No amount of silly non-analogies is going to change that, any more than will boycotts or extra trips to buy gasoline because we're not buying a full tank.

This is NOT rocket science, folks. But it does take some maturity to deal with it.

You want lower gasoline prices?

The answer is simple: Increase supply (Drill in ANWR). Decrease demand (buy more efficient automobiles).

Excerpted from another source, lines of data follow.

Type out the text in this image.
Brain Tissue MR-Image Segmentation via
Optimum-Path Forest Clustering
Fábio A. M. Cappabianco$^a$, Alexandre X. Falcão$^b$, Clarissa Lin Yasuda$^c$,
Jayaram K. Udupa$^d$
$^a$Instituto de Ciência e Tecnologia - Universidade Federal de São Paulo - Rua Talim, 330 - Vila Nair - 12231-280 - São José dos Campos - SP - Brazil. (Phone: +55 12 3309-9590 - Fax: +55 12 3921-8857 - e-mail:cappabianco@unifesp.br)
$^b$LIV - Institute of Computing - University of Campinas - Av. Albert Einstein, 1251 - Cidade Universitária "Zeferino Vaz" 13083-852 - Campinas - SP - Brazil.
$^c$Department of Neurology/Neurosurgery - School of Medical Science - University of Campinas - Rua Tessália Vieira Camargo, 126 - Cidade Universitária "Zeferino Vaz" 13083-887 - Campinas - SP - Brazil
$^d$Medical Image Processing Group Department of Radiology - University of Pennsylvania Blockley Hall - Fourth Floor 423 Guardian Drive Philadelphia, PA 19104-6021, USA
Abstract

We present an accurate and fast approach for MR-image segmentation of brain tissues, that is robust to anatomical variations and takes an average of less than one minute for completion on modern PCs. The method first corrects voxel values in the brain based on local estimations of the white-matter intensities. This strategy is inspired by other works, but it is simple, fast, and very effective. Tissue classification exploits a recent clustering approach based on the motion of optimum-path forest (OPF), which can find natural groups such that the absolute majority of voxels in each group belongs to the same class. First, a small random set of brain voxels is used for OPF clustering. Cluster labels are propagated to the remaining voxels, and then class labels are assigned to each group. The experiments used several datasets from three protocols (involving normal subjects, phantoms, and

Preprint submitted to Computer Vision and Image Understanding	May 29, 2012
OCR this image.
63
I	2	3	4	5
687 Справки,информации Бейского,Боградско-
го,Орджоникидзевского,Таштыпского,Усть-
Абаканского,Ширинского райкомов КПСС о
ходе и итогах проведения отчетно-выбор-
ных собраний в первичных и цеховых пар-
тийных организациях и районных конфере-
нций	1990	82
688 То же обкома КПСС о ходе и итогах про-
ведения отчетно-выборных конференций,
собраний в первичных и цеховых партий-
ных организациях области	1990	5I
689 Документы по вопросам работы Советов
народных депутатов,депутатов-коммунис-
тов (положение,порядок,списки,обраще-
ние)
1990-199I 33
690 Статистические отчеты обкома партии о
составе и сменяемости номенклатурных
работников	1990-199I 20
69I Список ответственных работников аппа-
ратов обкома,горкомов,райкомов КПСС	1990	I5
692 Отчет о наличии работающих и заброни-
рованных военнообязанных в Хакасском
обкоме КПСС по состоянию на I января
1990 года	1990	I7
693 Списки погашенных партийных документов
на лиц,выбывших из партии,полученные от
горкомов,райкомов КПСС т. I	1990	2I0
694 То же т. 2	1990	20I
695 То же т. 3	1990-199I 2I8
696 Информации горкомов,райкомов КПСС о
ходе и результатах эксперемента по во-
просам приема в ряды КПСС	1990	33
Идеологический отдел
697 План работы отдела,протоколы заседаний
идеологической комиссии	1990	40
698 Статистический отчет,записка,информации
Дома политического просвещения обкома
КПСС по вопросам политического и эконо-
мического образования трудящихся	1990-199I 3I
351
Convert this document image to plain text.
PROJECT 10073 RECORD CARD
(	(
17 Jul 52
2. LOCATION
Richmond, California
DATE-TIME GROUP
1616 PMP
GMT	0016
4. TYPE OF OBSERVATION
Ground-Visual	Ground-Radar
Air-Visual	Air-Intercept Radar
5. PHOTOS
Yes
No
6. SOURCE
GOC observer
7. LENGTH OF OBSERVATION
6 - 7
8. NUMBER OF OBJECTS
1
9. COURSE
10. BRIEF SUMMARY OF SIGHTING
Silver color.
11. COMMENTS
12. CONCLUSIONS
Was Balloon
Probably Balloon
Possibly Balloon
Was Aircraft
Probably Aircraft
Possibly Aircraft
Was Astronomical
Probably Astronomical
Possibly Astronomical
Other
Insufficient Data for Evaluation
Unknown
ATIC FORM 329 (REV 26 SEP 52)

Arguments that try to blame the price of oil on "big oil" are both simplistic and childish. This is particularly so when many of those who so readily oppose drilling in the ANWR (northern regions of Alaska that are an arctic wasteland in night sky half the year) so readily buy gas-guzzling jumbo SUVs (the ones that get 15 mpg or less) or come from the "jet-set" of overpaid performers who think nothing of buying their own fuel-hogging jets to flit around the country.

Bob Webster
WEBCommentary (Editor, Publisher)


Biography - Bob Webster

Author of "Looking Out the Window", an evidence-based examination of the "climate change" issue, Bob Webster, is a 12th-generation descendent of both the Darte family (Connecticut, 1630s) and the Webster family (Massachusetts, 1630s). He is a descendant of Daniel Webster's father, Revolutionary War patriot Ebenezer Webster, who served with General Washington. Bob has always had a strong interest in early American history, our Constitution, U.S. politics, and law. Politically he is a constitutional republican with objectivist and libertarian roots. He has faith in the ultimate triumph of truth and reason over deception and emotion. He is a strong believer in our Constitution as written and views the abandonment of constitutional restraint by the regressive Progressive movement as a great danger to our Republic. His favorite novel is Atlas Shrugged by Ayn Rand and believes it should be required reading for all high school students so they can appreciate the cost of tolerating the growth of unconstitutional crushingly powerful central government. He strongly believes, as our Constitution enshrines, that the interests of the individual should be held superior to the interests of the state.

A lifelong interest in meteorology and climatology spurred his strong interest in science. Bob earned his degree in Mathematics at Virginia Tech, graduating in 1964.